# Solving Amplitude Problem for Air Track Glider

• Liketothink
In summary, the conversation discusses solving a problem involving an air-track glider attached to a spring. The problem involves finding the amplitude of oscillation based on given information such as period and maximum speed. The conversation also touches on using equations and solving for initial phase in order to find position at a given time. The participants also discuss different modes (radians vs degrees) on a calculator and how it affects the solutions.
Liketothink

## Homework Statement

An air-track glider is attached to a spring. The glider is pulled to the right and released from rest at t=0 s. It then oscillates with a period of 1.5 s and a maximum speed of 40.4 cm/s. What is the amplitude of the oscillation?

x=Acos(wt+ro)

## The Attempt at a Solution

I really don't know how to start this problem because angular speed is not given and the length the air glider travels is not given either.

You can find the angular velocity from the period: T = 2π/ω.

I found it to be 4.19 rad/s. I don't see how it helps me though.

The maximum kinetic energy is ½mv2 where v = 40.4 cm/s, at the center where potential energy is zero. Now at the maximum displacement (x = A), all of this KE must be potential energy (KE is zero at this point), so

½mv2 = ½kA2

Write k in terms of ω and m, and solve for A. (m cancels out)

Ok so v^2/w^2=A^2. I have one question though. Why is it 1/2mv^2 instead of 1/2kx^2 if all the kinetic Energy is transferred to potential energy at the amplitude?

At x, the potential energy is given by ½kx2. If x = A, then the potential energy is ½kA2. This must be equal to the max kinetic energy, so ½mv2 = ½kA2.

I see. If I wanted to find the position at t=.5s for that question wouldn't I just take x=Acos(wt+ro)? I have tried that and it seemed to be wrong. I solved for ro when x=0, ro=pi/2 then I solved for x but that is wrong. I tried putting the calculator in degrees or radians mode it's still wrong. What am I doing wrong? What mode is the calculator suppose to be into solve for position.

r0 (initial phase) is zero in this case. How did you get π/2?

The position at t = 0.5 would just be x = Acos(0.5ω).

I set x=0 so that 0=Acos(wt+ro). Since t=0, 0=Acos(ro). Then 0=cos(ro), so I get ro=pi/2.

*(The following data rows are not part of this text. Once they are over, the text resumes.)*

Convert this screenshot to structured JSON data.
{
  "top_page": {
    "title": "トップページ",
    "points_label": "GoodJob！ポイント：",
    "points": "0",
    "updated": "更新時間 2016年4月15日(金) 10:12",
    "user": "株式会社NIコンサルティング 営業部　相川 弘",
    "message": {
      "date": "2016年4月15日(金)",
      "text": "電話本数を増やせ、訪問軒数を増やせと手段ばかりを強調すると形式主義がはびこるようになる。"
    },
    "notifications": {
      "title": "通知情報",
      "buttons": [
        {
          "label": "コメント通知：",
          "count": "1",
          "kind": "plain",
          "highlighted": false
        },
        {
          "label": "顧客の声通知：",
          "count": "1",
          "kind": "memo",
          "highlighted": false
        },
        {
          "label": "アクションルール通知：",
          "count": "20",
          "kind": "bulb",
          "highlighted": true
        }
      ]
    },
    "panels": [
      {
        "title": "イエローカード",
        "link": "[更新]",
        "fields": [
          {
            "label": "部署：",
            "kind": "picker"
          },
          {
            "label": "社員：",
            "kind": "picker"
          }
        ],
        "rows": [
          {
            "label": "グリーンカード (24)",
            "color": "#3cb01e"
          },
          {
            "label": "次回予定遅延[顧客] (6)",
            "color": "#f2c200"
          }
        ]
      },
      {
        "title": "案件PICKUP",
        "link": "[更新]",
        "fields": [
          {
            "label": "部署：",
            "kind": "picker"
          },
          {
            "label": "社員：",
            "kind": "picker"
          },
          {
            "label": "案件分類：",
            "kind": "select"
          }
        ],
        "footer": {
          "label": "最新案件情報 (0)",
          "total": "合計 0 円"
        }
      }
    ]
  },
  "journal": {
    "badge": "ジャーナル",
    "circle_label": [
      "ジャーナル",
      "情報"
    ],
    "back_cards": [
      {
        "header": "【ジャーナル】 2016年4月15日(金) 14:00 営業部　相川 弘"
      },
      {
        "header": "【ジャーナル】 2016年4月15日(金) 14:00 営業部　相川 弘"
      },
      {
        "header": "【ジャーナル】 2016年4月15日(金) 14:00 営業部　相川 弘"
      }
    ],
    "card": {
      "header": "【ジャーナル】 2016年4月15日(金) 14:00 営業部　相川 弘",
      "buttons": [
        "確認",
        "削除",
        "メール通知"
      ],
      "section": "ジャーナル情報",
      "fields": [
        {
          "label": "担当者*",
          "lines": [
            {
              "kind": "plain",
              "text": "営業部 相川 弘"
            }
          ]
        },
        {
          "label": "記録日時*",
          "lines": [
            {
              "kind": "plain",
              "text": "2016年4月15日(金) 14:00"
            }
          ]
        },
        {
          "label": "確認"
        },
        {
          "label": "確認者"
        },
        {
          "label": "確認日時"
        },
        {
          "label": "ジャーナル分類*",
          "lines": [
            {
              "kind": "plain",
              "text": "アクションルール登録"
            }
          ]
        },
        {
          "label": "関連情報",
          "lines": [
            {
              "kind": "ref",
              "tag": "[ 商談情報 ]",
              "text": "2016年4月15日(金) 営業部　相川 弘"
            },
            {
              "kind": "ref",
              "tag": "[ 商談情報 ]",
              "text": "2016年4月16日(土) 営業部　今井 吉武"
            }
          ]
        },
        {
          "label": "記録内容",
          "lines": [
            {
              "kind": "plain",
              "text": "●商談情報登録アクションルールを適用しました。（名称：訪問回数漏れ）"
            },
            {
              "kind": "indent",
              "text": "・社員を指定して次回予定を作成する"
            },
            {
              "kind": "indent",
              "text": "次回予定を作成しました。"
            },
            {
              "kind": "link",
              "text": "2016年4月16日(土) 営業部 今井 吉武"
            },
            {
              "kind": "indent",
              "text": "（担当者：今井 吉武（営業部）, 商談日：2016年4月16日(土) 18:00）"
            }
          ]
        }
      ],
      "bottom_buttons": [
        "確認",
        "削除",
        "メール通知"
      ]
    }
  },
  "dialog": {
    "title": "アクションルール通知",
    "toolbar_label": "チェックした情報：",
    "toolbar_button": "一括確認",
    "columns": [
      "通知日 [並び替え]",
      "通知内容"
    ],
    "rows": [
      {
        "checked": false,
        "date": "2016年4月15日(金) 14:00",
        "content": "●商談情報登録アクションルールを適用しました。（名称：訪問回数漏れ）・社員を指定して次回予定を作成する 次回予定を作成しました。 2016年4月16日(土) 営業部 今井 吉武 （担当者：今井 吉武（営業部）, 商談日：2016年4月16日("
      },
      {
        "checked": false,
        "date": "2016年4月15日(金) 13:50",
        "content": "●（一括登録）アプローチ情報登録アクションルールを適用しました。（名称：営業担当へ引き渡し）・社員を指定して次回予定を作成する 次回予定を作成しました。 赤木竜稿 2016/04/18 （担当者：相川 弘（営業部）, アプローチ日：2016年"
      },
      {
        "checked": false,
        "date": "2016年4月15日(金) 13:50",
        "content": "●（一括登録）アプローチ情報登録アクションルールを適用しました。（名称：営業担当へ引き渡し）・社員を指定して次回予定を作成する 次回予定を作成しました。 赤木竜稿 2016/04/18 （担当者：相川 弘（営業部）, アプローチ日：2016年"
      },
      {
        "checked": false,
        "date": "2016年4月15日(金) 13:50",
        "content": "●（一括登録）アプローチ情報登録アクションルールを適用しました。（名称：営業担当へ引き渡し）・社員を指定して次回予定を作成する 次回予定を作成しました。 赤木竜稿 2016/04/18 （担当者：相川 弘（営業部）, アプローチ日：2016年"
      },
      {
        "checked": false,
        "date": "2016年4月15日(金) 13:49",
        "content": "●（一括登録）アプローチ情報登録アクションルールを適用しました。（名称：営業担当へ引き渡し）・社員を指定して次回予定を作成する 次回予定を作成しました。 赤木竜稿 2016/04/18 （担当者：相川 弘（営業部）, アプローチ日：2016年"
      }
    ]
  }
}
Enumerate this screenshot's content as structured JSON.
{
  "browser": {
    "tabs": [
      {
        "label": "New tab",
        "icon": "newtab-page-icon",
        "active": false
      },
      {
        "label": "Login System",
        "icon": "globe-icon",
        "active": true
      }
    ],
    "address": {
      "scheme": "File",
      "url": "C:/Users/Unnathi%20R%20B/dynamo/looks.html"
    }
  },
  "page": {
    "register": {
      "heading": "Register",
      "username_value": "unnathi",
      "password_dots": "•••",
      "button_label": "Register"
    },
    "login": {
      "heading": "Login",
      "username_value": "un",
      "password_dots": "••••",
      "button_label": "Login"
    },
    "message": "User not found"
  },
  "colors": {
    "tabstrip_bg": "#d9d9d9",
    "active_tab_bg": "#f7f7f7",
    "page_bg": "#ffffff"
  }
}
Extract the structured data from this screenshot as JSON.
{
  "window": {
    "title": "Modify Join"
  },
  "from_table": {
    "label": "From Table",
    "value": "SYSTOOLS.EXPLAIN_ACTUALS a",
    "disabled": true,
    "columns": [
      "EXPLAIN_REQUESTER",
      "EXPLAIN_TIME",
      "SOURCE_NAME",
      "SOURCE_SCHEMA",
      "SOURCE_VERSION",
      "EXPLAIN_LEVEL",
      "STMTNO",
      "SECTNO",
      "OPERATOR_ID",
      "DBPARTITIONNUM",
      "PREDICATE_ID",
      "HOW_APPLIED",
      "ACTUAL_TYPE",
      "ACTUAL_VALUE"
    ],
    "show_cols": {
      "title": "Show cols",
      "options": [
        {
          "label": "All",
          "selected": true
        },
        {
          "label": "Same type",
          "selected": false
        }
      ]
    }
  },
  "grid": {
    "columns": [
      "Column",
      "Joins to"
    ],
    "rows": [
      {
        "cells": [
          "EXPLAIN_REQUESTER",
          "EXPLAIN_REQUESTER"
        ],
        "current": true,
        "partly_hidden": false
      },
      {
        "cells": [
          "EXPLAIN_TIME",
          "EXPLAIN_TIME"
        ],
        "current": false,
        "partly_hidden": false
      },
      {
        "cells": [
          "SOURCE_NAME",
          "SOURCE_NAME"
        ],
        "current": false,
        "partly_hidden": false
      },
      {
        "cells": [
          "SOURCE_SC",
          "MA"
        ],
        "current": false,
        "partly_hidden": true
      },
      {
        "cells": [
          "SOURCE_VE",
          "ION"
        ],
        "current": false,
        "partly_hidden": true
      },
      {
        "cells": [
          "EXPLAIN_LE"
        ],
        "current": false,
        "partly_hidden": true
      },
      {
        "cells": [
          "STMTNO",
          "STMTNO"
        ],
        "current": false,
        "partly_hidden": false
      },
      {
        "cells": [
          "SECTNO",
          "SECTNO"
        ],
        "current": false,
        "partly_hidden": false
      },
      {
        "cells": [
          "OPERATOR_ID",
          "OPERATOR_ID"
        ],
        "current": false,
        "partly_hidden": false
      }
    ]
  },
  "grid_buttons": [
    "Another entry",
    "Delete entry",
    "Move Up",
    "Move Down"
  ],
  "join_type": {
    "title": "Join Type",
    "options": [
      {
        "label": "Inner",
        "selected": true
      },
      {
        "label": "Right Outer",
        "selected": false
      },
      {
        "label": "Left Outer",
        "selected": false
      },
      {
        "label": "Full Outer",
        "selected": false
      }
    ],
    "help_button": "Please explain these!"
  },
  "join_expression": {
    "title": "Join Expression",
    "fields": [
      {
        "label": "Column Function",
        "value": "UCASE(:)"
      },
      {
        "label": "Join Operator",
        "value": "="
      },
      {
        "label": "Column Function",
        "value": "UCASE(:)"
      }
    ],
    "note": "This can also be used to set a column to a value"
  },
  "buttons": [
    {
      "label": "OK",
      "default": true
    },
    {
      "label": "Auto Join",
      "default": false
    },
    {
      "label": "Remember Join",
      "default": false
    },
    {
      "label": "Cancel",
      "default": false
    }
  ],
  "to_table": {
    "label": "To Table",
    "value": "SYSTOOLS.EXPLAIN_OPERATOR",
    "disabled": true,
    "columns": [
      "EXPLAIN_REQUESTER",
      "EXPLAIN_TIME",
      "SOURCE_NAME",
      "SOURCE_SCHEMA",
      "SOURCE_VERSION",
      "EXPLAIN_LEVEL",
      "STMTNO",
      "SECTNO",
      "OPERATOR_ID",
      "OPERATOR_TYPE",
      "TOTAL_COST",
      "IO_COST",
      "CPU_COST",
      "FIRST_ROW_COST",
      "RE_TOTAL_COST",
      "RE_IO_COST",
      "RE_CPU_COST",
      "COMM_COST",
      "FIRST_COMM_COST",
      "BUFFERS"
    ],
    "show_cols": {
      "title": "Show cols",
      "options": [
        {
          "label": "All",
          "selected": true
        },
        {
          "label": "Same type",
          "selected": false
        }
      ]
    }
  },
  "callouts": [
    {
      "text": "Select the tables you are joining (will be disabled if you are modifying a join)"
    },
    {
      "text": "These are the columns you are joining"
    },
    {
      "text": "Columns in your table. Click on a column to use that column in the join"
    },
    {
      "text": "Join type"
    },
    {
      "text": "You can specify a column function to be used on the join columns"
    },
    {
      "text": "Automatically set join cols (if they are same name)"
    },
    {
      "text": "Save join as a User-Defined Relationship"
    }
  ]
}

The glider is pulled to the right and released from rest at t = 0, so at t = 0 the positin is x = A.

A = Acos(r0)

cos(r0) = 1

so r0 = 0.

oh that's right! ok. But I am still getting the wrong answer though. x=.096cos(4.19*.5)=
.0963 m. The computer is telling me it's wrong. what am I doing wrong in this case?

Hm.. maybe it wants you to enter the answer in cm?

I got it. For some reason the answer was -.042 when the calculator was in radian. do you know why I have to put the calculator in radians? I have a test tomorrow and I would not have gotten this answer right.

Well you calculated the angular velocity in radians, so you must have the calculator in radian mode. If you want to use degrees, just multiply the angular velocity by (360)/2π.

## What is an air track glider?

An air track glider is a device used in physics experiments to study motion and forces. It is a small cart that moves along a track with very little friction, allowing for more accurate measurements.

## What is the amplitude problem for air track gliders?

The amplitude problem refers to the difficulty in accurately measuring the amplitude, or maximum displacement, of the glider's motion on the track. This is due to the air track's low friction, which can cause the glider to continue moving even after the initial force has stopped.

## How can the amplitude problem be solved?

One solution is to use a photogate sensor, which can accurately measure the time it takes for the glider to pass through a certain point on the track. This can then be used to calculate the amplitude of the glider's motion.

## What other factors can affect the accuracy of amplitude measurements for air track gliders?

Aside from low friction, other factors that can affect the accuracy of amplitude measurements include air resistance, uneven track surface, and external forces such as wind or vibrations.

## Why is solving the amplitude problem important in physics experiments?

Accurately measuring the amplitude of motion is crucial in understanding the behavior of objects in motion and the forces acting upon them. It allows for more precise calculations and analysis of data, leading to more accurate conclusions and theories.